Arrivé le 3 janvier 1992, je suis resté cinq ans en Guyane, où j'ai dirigé la société Nofrayane. À compter de janvier 1997, responsable de la zone Antilles-Guyane, je me suis établi en Guadeloupe, d'où j'ai dirigé des travaux en Guadeloupe, Guyane, Martinique, à Saint-Martin, Saint-Barthélemy, Saint Kitts et Nevis, et dans les Îles Vierges britanniques, notamment la construction de l'aéroport de Beef Island à Tortola. En 2001, j'ai exercé les mêmes fonctions chez Vinci Construction DOM-TOM, ce qui m'a conduit en Martinique, et m'a permis de comparer les normes françaises aux normes anglaises et américaines. En 2012, j'ai été affecté au siège de Vinci, où je suis depuis chargé de la coordination entre nos filiales locales, implantées outre-mer depuis plus de 60 ans. Vinci Construction dispose également d'une entité spécialisée pour réaliser de grands travaux nécessitant des compétences élargies, à l'instar du Médipôle de Koutio à Nouméa ou de la nouvelle route du littoral à La Réunion.

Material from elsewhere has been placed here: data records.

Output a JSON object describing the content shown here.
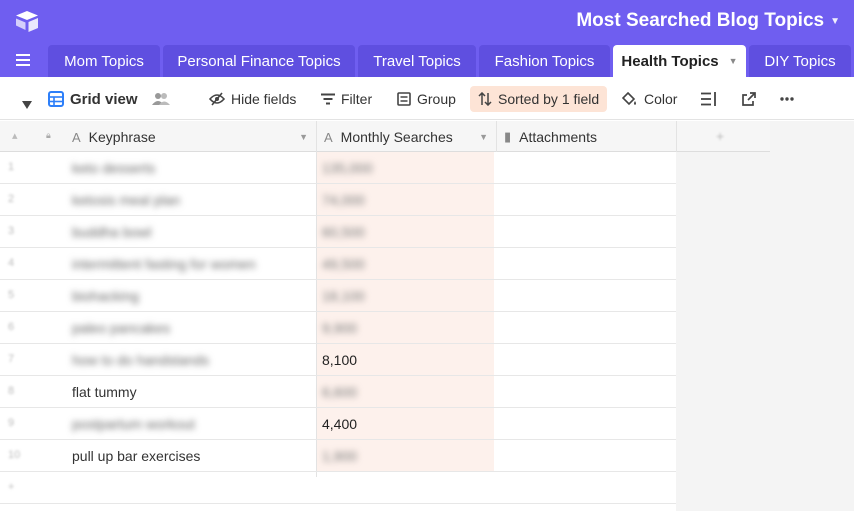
{
  "header": {
    "base_title": "Most Searched Blog Topics"
  },
  "tabs": [
    {
      "label": "Mom Topics"
    },
    {
      "label": "Personal Finance Topics"
    },
    {
      "label": "Travel Topics"
    },
    {
      "label": "Fashion Topics"
    },
    {
      "label": "Health Topics",
      "active": true
    },
    {
      "label": "DIY Topics"
    }
  ],
  "toolbar": {
    "view_name": "Grid view",
    "hide_fields": "Hide fields",
    "filter": "Filter",
    "group": "Group",
    "sorted": "Sorted by 1 field",
    "color": "Color"
  },
  "columns": {
    "keyphrase": "Keyphrase",
    "monthly_searches": "Monthly Searches",
    "attachments": "Attachments"
  },
  "rows": [
    {
      "num": "1",
      "keyphrase": "keto desserts",
      "searches": "135,000",
      "blur": true
    },
    {
      "num": "2",
      "keyphrase": "ketosis meal plan",
      "searches": "74,000",
      "blur": true
    },
    {
      "num": "3",
      "keyphrase": "buddha bowl",
      "searches": "60,500",
      "blur": true
    },
    {
      "num": "4",
      "keyphrase": "intermittent fasting for women",
      "searches": "49,500",
      "blur": true
    },
    {
      "num": "5",
      "keyphrase": "biohacking",
      "searches": "18,100",
      "blur": true
    },
    {
      "num": "6",
      "keyphrase": "paleo pancakes",
      "searches": "9,900",
      "blur": true
    },
    {
      "num": "7",
      "keyphrase": "how to do handstands",
      "searches": "8,100",
      "blur": true,
      "searches_clear": true
    },
    {
      "num": "8",
      "keyphrase": "flat tummy",
      "searches": "6,600",
      "blur": false,
      "searches_blur": true
    },
    {
      "num": "9",
      "keyphrase": "postpartum workout",
      "searches": "4,400",
      "blur": true,
      "searches_clear": true
    },
    {
      "num": "10",
      "keyphrase": "pull up bar exercises",
      "searches": "1,900",
      "blur": false,
      "searches_blur": true
    },
    {
      "num": "+",
      "keyphrase": "",
      "searches": "",
      "blur": true
    }
  ],
  "colors": {
    "brand": "#6f5ef0",
    "sorted_bg": "#fde4d6",
    "sort_col_bg": "#fdf1ec"
  }
}
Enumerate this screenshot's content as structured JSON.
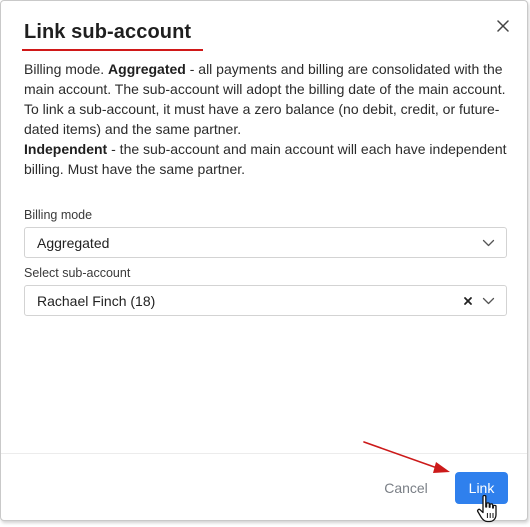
{
  "dialog": {
    "title": "Link sub-account",
    "description": {
      "p1_prefix": "Billing mode. ",
      "p1_bold": "Aggregated",
      "p1_rest": " - all payments and billing are consolidated with the main account. The sub-account will adopt the billing date of the main account. To link a sub-account, it must have a zero balance (no debit, credit, or future-dated items) and the same partner.",
      "p2_bold": "Independent",
      "p2_rest": " - the sub-account and main account will each have independent billing. Must have the same partner."
    },
    "billing_mode": {
      "label": "Billing mode",
      "value": "Aggregated"
    },
    "sub_account": {
      "label": "Select sub-account",
      "value": "Rachael Finch (18)"
    },
    "buttons": {
      "cancel": "Cancel",
      "link": "Link"
    }
  },
  "colors": {
    "accent_underline": "#d01818",
    "primary_button": "#2f80ed",
    "annotation_arrow": "#cc1a1a"
  },
  "icons": {
    "close": "close-icon",
    "dropdown": "chevron-down-icon",
    "clear": "clear-icon",
    "cursor": "hand-pointer-icon"
  }
}
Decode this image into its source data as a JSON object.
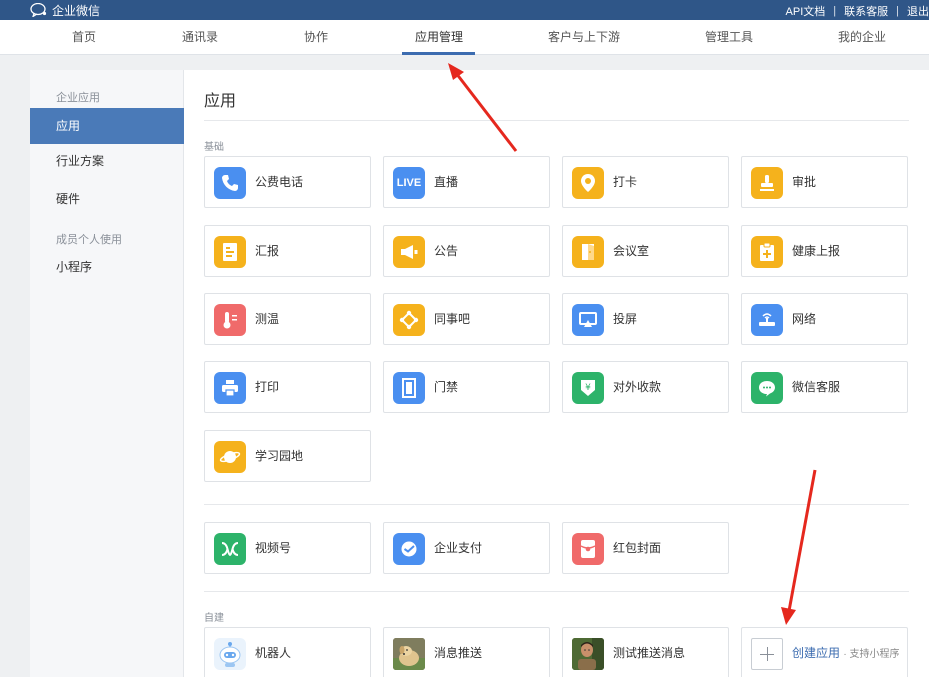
{
  "topbar": {
    "brand": "企业微信",
    "links": [
      "API文档",
      "联系客服",
      "退出"
    ]
  },
  "nav": {
    "items": [
      "首页",
      "通讯录",
      "协作",
      "应用管理",
      "客户与上下游",
      "管理工具",
      "我的企业"
    ],
    "active": "应用管理"
  },
  "sidebar": {
    "group1": "企业应用",
    "items1": [
      "应用",
      "行业方案",
      "硬件"
    ],
    "group2": "成员个人使用",
    "items2": [
      "小程序"
    ],
    "active": "应用"
  },
  "main": {
    "title": "应用",
    "basic_label": "基础",
    "basic_apps": [
      {
        "label": "公费电话",
        "icon": "phone-icon",
        "color": "#4a8ff0"
      },
      {
        "label": "直播",
        "icon": "live-icon",
        "color": "#4a8ff0"
      },
      {
        "label": "打卡",
        "icon": "location-pin-icon",
        "color": "#f5b21c"
      },
      {
        "label": "审批",
        "icon": "stamp-icon",
        "color": "#f5b21c"
      },
      {
        "label": "汇报",
        "icon": "report-icon",
        "color": "#f5b21c"
      },
      {
        "label": "公告",
        "icon": "megaphone-icon",
        "color": "#f5b21c"
      },
      {
        "label": "会议室",
        "icon": "door-icon",
        "color": "#f5b21c"
      },
      {
        "label": "健康上报",
        "icon": "health-clipboard-icon",
        "color": "#f5b21c"
      },
      {
        "label": "测温",
        "icon": "thermometer-icon",
        "color": "#f06a6a"
      },
      {
        "label": "同事吧",
        "icon": "colleague-network-icon",
        "color": "#f5b21c"
      },
      {
        "label": "投屏",
        "icon": "screen-cast-icon",
        "color": "#4a8ff0"
      },
      {
        "label": "网络",
        "icon": "wifi-router-icon",
        "color": "#4a8ff0"
      },
      {
        "label": "打印",
        "icon": "printer-icon",
        "color": "#4a8ff0"
      },
      {
        "label": "门禁",
        "icon": "access-door-icon",
        "color": "#4a8ff0"
      },
      {
        "label": "对外收款",
        "icon": "yuan-shield-icon",
        "color": "#2db36a"
      },
      {
        "label": "微信客服",
        "icon": "chat-bubble-icon",
        "color": "#2db36a"
      },
      {
        "label": "学习园地",
        "icon": "planet-icon",
        "color": "#f5b21c"
      }
    ],
    "extra_apps": [
      {
        "label": "视频号",
        "icon": "channels-icon",
        "color": "#2db36a"
      },
      {
        "label": "企业支付",
        "icon": "payment-icon",
        "color": "#4a8ff0"
      },
      {
        "label": "红包封面",
        "icon": "red-envelope-icon",
        "color": "#f06a6a"
      }
    ],
    "custom_label": "自建",
    "custom_apps": [
      {
        "label": "机器人",
        "icon": "robot-icon"
      },
      {
        "label": "消息推送",
        "icon": "dog-photo-icon"
      },
      {
        "label": "测试推送消息",
        "icon": "person-photo-icon"
      }
    ],
    "create": {
      "label": "创建应用",
      "sub": "· 支持小程序"
    }
  }
}
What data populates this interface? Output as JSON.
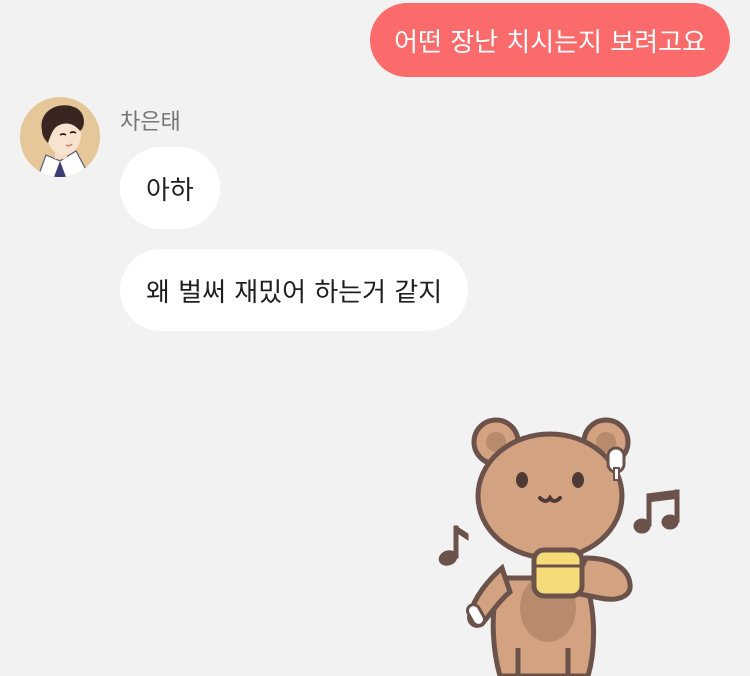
{
  "chat": {
    "outgoing": [
      {
        "text": "어떤 장난 치시는지 보려고요"
      }
    ],
    "incoming": {
      "sender": "차은태",
      "avatar_icon": "profile-avatar-icon",
      "messages": [
        {
          "text": "아하"
        },
        {
          "text": "왜 벌써 재밌어 하는거 같지"
        }
      ],
      "sticker_icon": "bear-with-earphones-sticker-icon"
    }
  },
  "colors": {
    "background": "#f2f2f2",
    "outgoing_bubble": "#fb6b6b",
    "incoming_bubble": "#ffffff",
    "sender_name": "#767676"
  }
}
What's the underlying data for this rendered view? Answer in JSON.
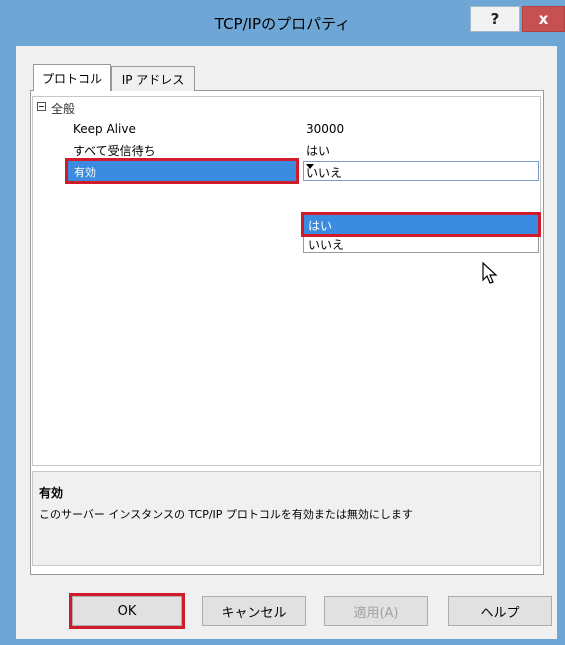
{
  "window": {
    "title": "TCP/IPのプロパティ",
    "help_label": "?",
    "close_label": "x"
  },
  "tabs": [
    {
      "label": "プロトコル"
    },
    {
      "label": "IP アドレス"
    }
  ],
  "grid": {
    "category": "全般",
    "properties": [
      {
        "name": "Keep Alive",
        "value": "30000"
      },
      {
        "name": "すべて受信待ち",
        "value": "はい"
      },
      {
        "name": "有効",
        "value": "いいえ"
      }
    ],
    "dropdown_options": [
      "はい",
      "いいえ"
    ]
  },
  "description": {
    "title": "有効",
    "text": "このサーバー インスタンスの TCP/IP プロトコルを有効または無効にします"
  },
  "buttons": {
    "ok": "OK",
    "cancel": "キャンセル",
    "apply": "適用(A)",
    "help": "ヘルプ"
  }
}
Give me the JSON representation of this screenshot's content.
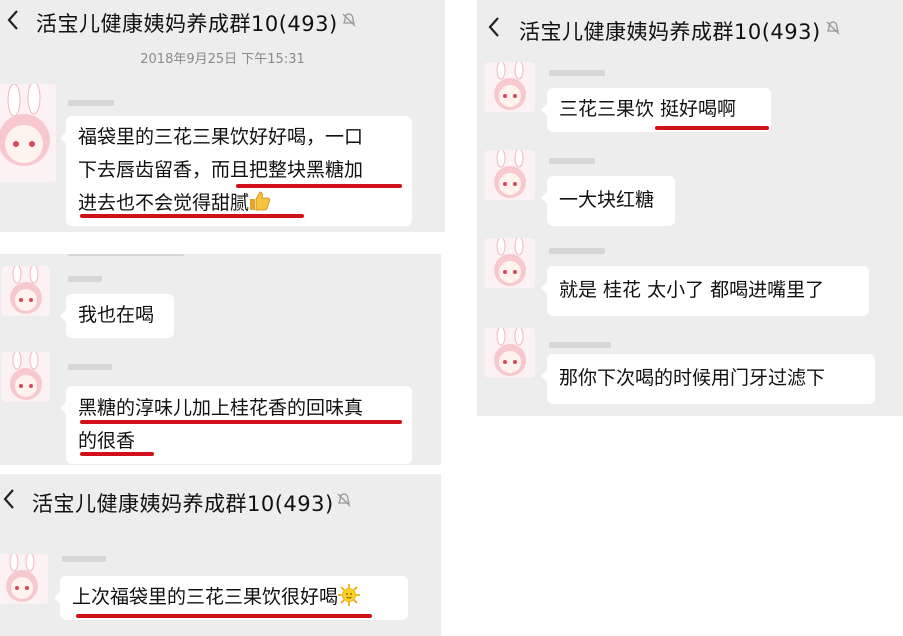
{
  "chat": {
    "title": "活宝儿健康姨妈养成群10(493)",
    "back_glyph": "<",
    "timestamp": "2018年9月25日 下午15:31"
  },
  "panel_a": {
    "messages": [
      {
        "lines": [
          "福袋里的三花三果饮好好喝，一口",
          "下去唇齿留香，而且把整块黑糖加",
          "进去也不会觉得甜腻"
        ],
        "emoji": "thumbs-up-icon"
      },
      {
        "lines": [
          "我也在喝"
        ]
      },
      {
        "lines": [
          "黑糖的淳味儿加上桂花香的回味真",
          "的很香"
        ]
      }
    ]
  },
  "panel_b": {
    "messages": [
      {
        "lines": [
          "三花三果饮 挺好喝啊"
        ]
      },
      {
        "lines": [
          "一大块红糖"
        ]
      },
      {
        "lines": [
          "就是 桂花 太小了 都喝进嘴里了"
        ]
      },
      {
        "lines": [
          "那你下次喝的时候用门牙过滤下"
        ]
      }
    ]
  },
  "panel_c": {
    "messages": [
      {
        "lines": [
          "上次福袋里的三花三果饮很好喝"
        ],
        "emoji": "sun-face-icon"
      }
    ]
  },
  "colors": {
    "chat_background": "#ededed",
    "bubble": "#ffffff",
    "highlight_underline": "#d0101a"
  }
}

Si la Guyane n'est pas adaptée à l'application « bête et méchante » des normes métropolitaines, les normes établies par le Centre scientifique et technique du bâtiment (CSTB) depuis Paris ne sont pas non plus toujours adaptées aux territoires ultramarins qui ont leurs spécificités économiques, géographiques, climatiques, logistiques et culturelles. Certaines pratiques constructives relèvent en outre de coutumes, qui n'ont pas de fondement écrit indiscutable en cas d'expertise. L'uniformité imposée depuis Paris n'apporte parfois aucune garantie, voire se révèle contreproductive. Des documents de travail pour remédier à cette situation ont donc été établis conjointement sur le terrain par les différents professionnels du bâtiment, les architectes, les assureurs. Nous pourrons vous les transmettre. Notre première proposition serait en toute hypothèse de créer une commission paritaire, composée de professionnels et d'experts locaux - techniciens, architectes, bureaux de contrôle, cabinets d'expertise, assureurs - afin d'adapter la réglementation au contexte local, d'émettre des avis sur les techniques innovantes et les savoir-faire locaux, en lien avec le CSTB.
Les normes CE et NF garantissent par exemple la qualité des matériaux, mais il faut avoir une vision large de ces questions. En Guyane, en 1992, il n'y avait par exemple pas d'unité de broyage du clinker à proximité des gisements d'argile et de calcaire servant à fabriquer le ciment : nous importions donc de Trinité-et-Tobago du ciment conforme à la norme américaine ASTM. À compter du jour où une unité de broyage a ouvert en Guyane, le recours à ces importations a été interdit ce qui nous oblige depuis à utiliser du ciment NF plus onéreux sans être de meilleure qualité. Les coûts de construction, des logements sociaux notamment, en sont d'autant renchéris.
Autre exemple significatif : aux Antilles, zone sismique, la réglementation était jusqu'à récemment régie par la norme PS92. En 2010, après la parution d'un décret renforçant la prévention du risque sismique, La Réunion a été à son tour placée en zone de sismicité de niveau 2 alors qu'il n'y a jamais eu de séisme à La Réunion ! Le surcoût en études et en construction qui en résulte est estimé à 6 %. Or les constructeurs se plient déjà aux contraintes, suffisantes, liées au risque cyclonique.
Des contradictions existent de plus entre les normes et les documents techniques unifiés (DTU). La loi imposant l'accessibilité des bâtiments recevant du public aux personnes handicapées impose par exemple des ressauts à bords arrondis ou munis de chanfreins d'un maximum de deux centimètres ; or c'est incompatible avec les règles d'étanchéité qui visent à empêcher les pluies cycloniques de rentrer dans les habitations...
Dernier exemple : les règles thermiques, acoustiques et d'aération (RTAA DOM). Elles imposent des portes d'entrée étanches au bruit, mais les fenêtres des pièces voisines, elles, laissent tout passer... C'est une aberration, et cela coûte cher. Alors que nous devons construire beaucoup de logements, notamment sociaux, il serait bon d'optimiser les coûts.